Understanding the broadband plan

Analysis/Commentary

Has anyone really understood the impending broadband plan? If so, he or she might explain it to me. I feel there are still steps missing.

Let's assume that Forrester Research analysts are right -- that broadband will take over the 56k modem industry, and that already many businesses are leaping onto the broadband wagon. Is that enough to say that broadband has arrived?

High bandwidth technology still seems to need work in at least three areas:

  • Connectivity. We hear every day of new miles of fiber optic cable being laid, and wireless transmissions leaping up the spectrum. Then how come DSL is bracing for a setback? Why are cable companies in a quandary? Is the modem hurdle too much of a pole vault? For one thing, no matter how sophisticated the wires or waves, the switches and microprocessors remain electronic, unable to easily pass from electrons to photons.
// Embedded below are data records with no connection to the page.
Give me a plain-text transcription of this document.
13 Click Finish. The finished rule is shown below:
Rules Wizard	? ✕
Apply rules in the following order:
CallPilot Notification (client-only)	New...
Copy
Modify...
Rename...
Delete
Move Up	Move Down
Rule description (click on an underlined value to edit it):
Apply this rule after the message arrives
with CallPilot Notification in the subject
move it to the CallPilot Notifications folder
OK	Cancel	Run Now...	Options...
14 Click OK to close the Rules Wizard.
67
  • Wiring or networks. As a rule, existing networks don't integrate varieties of data easily. They remain, for the most part, voice systems awaiting the integration of data. Entrepreneurs may lay as much undersea cable as they want, at one point or another Ma Bell -- low tech -- takes over, and we're back in the stone age.

  • Content. Even assuming that the ISPs, telcos, and hardware companies put their infrastructure in sync, where does that leave content? Are we really aching for the kind of broadcasts over the Net that the TV networks currently provide, or are we looking for intelligent, useful content?

Of course, the situation isn't hopeless. Witness a whole lot of mergers in the ownership of news sites, and just this week Xerox's Palo Alto Research Center (PARC) announced a breakthrough in the development of optical switches made of metal film.

Doubtless, progress looms. But, hey, who's got the ball?